The next morning, Josh Pope walked the course. The extent of the devastation was obvious. Twenty or more people had been found dead or were missing. Reports from the Greenbrier County sheriff’s office noted three bodies found on or near the Old White course: a grandfather, his daughter and her son, with different surnames but all members of the Nicely family. Josh knew it would be impossible to hold the tournament. He was thinking about Old White, of course, but was far more focused on questions of life and death. When he saw an aging pit bull with a tan coat and a white head on the edge of Howard’s Creek, he was grateful for the opportunity to save a life.

“The dog walked with me all the way around the course, followed me around all day,” Josh said. It was no ordinary day. He started calling the pooch Bubbie. On his way home to Lewisburg, about eight miles away, he bought dog food. At home, he gave Bubbie a bath. At the end of a stressful day, Bubbie slept in Josh’s bed. Josh scoured the Internet, seeing if he could reunite the storm-dog pit bull with its rightful owner, half-hoping he could not. “He is an awesome dog,” Josh said. Still, he tweeted out a picture. He posted another with the Greenbrier Humane Society.

On Saturday, Josh Pope got a call. The dog’s actual name was Asada, and his owner, Nicole Lewis, was a White Sulphur Springs woman whose husband was a golf-course worker. Josh Lewis worked not at Old White but at a another Greenbrier course, The Meadows. The two men didn’t know each other, Still, what a small world. Nicole came to the Old White maintenance building to be reunited with her dog.

“You’ve got an awesome dog here,” Josh said.

He learned the harrowing story of her survival. Everybody was in tears.

“Thank you for saving him,” Nicole said.

It was not a happy day. Nicole had been friends with the Nicely daughter who had been found on the golf course. The news was filled with death and destruction. It was simply a happy moment.

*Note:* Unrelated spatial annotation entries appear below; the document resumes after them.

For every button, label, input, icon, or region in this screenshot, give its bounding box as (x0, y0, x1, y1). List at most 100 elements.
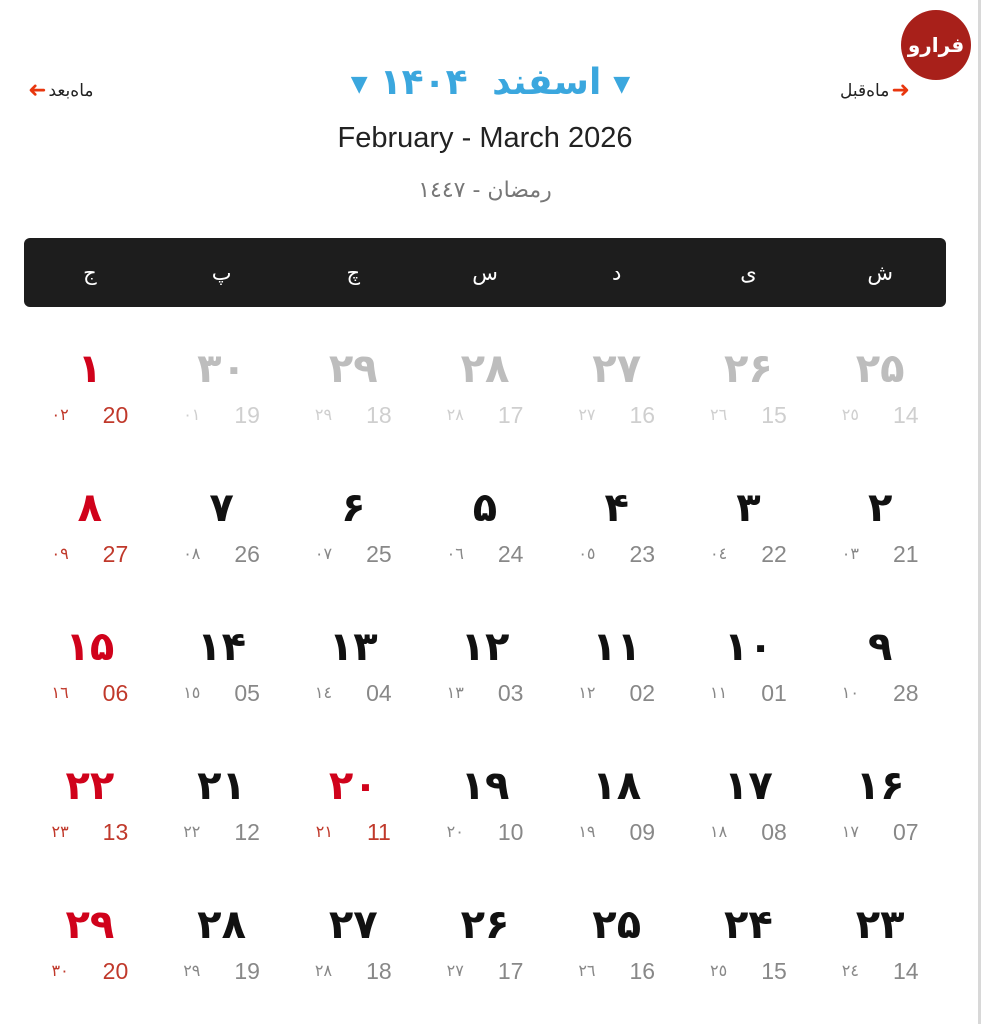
persian-day: ۱۶ (855, 763, 905, 809)
gregorian-day: 26 (234, 541, 260, 567)
day-cell[interactable]: ۲۵ 14 ٢٥ (814, 340, 946, 479)
sub-dates: 19 ٠١ (156, 402, 288, 429)
day-cell[interactable]: ۲۶ 15 ٢٦ (683, 340, 815, 479)
sub-dates: 05 ١٥ (156, 680, 288, 707)
hijri-day: ٠٥ (578, 544, 596, 563)
day-cell[interactable]: ۲۷ 16 ٢٧ (551, 340, 683, 479)
gregorian-day: 18 (366, 402, 392, 428)
day-cell[interactable]: ۱۵ 06 ١٦ (24, 618, 156, 757)
persian-day: ۱ (77, 346, 103, 392)
sub-dates: 13 ٢٣ (24, 819, 156, 846)
hijri-day: ٠٤ (710, 544, 728, 563)
gregorian-day: 11 (366, 819, 391, 845)
hijri-day: ٢٤ (841, 961, 859, 980)
day-cell[interactable]: ۹ 28 ١٠ (814, 618, 946, 757)
sub-dates: 21 ٠٣ (814, 541, 946, 568)
sub-dates: 17 ٢٧ (419, 958, 551, 985)
persian-day: ۱۸ (592, 763, 642, 809)
day-cell[interactable]: ۲۸ 17 ٢٨ (419, 340, 551, 479)
sub-dates: 03 ١٣ (419, 680, 551, 707)
hijri-day: ٢٨ (446, 405, 464, 424)
day-cell[interactable]: ۱۸ 09 ١٩ (551, 757, 683, 896)
day-cell[interactable]: ۲۵ 16 ٢٦ (551, 896, 683, 1035)
hijri-day: ٠٢ (51, 405, 69, 424)
day-cell[interactable]: ۲۷ 18 ٢٨ (287, 896, 419, 1035)
day-cell[interactable]: ۲۸ 19 ٢٩ (156, 896, 288, 1035)
sub-dates: 09 ١٩ (551, 819, 683, 846)
hijri-day: ١٨ (710, 822, 728, 841)
day-cell[interactable]: ۲۱ 12 ٢٢ (156, 757, 288, 896)
day-cell[interactable]: ۲ 21 ٠٣ (814, 479, 946, 618)
day-cell[interactable]: ۱۷ 08 ١٨ (683, 757, 815, 896)
sub-dates: 20 ٠٢ (24, 402, 156, 429)
sub-dates: 18 ٢٩ (287, 402, 419, 429)
day-cell[interactable]: ۲۴ 15 ٢٥ (683, 896, 815, 1035)
day-cell[interactable]: ۳۰ 19 ٠١ (156, 340, 288, 479)
year-select[interactable]: ۱۴۰۴ (380, 62, 468, 103)
day-cell[interactable]: ۱۴ 05 ١٥ (156, 618, 288, 757)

Nicole’s house was uninhabitable. Jim Justice, the owner of The Greenbrier, put up about 300 people, volunteer emergency workers and people rendered homeless by the storm, for the next two weeks. Nicole and her three kids were among them. Asada stayed with Nicole’s mother. Her kids went bowling almost daily at the hotel lanes. They ate meals in the hotel cafeteria. There was no hot water for the first week. Nobody was complaining. Just the opposite. Nicole posted this message on Facebook:  

Thank you so much Mr.justic [sic] for letting my three kids and I stay at the hotel. It took alot off for a little while. We will never forget this!